È di un mese fa il rogo che ha colpito un capannone a Prato, mettendo alla luce quando già in molti –forse troppi- sapevano senza fare nulla per fermare la mattanza: laboratori bunker dove migliaia di cinesi, compresi donne in gravidanza e bambini, vivono stipati in condizioni disumane costretti da connazionali a lavorare a ritmi insostenibili.
Dopo quei 7 morti ed i feriti causati dall’incendio, gli occhi e soprattutto le testate giornalistiche italiane si sono accorti di quanto accadeva a Prato o, per meglio dire, non hanno più potuto voltarsi dall’altra.
A latere di questa tragedia si alza il velo sulle loro condizioni di vita, a tuttotondo. È di due giorni fa la notizia dell’arresto di tre cinesi, una donna e due uomini, per tentata estorsione nei confronti di un connazionale, già condannato per abuso della professione medica, colpevole di non esser riuscito a far abortire una donna, probabilmente una prostituta al soldo di un gruppo di malavita locale.
Non solo racket della prostituzione ma anche aborti clandestini, praticati a donne che non potevano o non volevano avere figli: in un contesto di totale illegalità, giustificare la nascita di un bambino da parte di donne che nemmeno sono registrate come presenti sul nostro territorio nazionale è un problema.
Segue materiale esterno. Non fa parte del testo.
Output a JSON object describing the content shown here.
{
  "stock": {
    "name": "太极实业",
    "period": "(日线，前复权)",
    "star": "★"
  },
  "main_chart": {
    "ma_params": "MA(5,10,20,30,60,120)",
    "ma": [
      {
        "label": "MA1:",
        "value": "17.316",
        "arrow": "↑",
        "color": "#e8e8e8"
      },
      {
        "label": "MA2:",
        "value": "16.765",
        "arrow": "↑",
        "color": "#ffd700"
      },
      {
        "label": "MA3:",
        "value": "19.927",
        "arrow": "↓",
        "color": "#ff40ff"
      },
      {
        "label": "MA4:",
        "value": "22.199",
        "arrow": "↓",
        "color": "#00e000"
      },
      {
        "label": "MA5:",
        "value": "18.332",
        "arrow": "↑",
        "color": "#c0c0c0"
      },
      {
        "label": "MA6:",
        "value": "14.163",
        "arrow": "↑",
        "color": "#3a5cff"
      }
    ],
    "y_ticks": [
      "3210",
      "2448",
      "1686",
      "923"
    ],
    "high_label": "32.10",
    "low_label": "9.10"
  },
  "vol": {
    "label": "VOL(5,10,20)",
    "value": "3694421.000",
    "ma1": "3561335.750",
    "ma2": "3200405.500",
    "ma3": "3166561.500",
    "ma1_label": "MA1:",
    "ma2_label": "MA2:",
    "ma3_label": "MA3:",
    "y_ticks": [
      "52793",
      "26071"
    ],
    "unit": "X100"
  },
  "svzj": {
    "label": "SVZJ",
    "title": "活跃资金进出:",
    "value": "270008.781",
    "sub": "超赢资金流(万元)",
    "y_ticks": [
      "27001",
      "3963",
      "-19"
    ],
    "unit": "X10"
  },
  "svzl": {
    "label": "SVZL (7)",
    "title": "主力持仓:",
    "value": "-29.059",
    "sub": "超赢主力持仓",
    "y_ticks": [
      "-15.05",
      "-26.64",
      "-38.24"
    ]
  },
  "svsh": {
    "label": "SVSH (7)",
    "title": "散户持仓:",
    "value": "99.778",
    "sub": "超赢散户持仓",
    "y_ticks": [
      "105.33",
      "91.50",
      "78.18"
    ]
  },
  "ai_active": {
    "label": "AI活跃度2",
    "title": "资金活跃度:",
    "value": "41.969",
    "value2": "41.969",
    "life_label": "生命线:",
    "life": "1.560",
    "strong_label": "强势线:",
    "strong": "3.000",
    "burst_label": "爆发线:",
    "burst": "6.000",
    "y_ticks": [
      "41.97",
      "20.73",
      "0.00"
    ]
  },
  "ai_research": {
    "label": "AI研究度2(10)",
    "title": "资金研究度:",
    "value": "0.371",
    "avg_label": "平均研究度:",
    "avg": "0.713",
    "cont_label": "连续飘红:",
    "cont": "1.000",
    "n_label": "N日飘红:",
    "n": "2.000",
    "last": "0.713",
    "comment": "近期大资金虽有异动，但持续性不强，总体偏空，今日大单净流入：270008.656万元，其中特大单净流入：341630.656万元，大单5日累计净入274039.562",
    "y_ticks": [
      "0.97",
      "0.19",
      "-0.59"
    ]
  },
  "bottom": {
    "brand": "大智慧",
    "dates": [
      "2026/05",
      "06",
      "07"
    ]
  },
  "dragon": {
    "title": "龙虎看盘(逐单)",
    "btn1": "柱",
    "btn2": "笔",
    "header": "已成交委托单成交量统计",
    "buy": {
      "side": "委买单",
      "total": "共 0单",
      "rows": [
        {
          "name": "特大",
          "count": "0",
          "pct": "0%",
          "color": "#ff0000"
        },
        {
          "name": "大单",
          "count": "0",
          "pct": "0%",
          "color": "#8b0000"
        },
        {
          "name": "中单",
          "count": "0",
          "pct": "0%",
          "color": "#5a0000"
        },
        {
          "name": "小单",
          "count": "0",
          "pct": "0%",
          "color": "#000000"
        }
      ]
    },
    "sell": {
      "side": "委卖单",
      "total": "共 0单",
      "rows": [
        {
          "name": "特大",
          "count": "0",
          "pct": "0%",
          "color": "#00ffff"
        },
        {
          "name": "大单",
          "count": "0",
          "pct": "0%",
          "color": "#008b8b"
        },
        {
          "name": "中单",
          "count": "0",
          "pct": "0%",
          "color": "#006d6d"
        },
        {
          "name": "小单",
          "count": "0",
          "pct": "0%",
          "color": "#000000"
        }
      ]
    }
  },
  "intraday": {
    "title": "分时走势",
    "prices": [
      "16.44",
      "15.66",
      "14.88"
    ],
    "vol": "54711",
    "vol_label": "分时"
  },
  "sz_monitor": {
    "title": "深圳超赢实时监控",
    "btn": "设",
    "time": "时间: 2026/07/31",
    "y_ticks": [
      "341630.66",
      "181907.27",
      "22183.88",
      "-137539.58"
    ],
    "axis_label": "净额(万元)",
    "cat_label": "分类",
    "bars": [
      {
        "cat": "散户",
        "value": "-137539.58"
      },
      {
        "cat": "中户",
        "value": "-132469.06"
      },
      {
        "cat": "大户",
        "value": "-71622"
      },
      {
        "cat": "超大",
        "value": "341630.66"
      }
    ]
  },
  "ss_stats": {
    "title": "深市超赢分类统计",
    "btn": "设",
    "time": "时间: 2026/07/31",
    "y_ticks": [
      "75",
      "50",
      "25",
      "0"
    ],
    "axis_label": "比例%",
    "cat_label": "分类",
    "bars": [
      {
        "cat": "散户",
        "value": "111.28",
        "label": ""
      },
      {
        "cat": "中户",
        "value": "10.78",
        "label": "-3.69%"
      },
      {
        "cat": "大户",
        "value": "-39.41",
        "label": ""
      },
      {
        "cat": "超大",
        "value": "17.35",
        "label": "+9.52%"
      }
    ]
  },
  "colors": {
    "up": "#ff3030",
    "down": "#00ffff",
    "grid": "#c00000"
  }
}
Nel totale disprezzo del valore della vita, inoltre, una gravidanza impedirebbe alla madre di essere sfruttata, nel suo corpo come con il suo lavoro.
Già 9 mesi fa scoppiò lo scandalo a Padova ma i riflettori mediatici trovarono presto altri oggetti su cui puntare l’attenzione. Speriamo che, dopo esservi incappati per una questione di estrorsione, si apra un nuovo filone d’inchiesta incentrato esclusivamente sull’accertare le responsabilità e descrivere il fenomeno dell’interruzione di gravidanza in queste comunit.
L’allarme di spande a macchia d’olio, anche se gli aborti clandestini fanno meno notizia delle fabbriche bunker.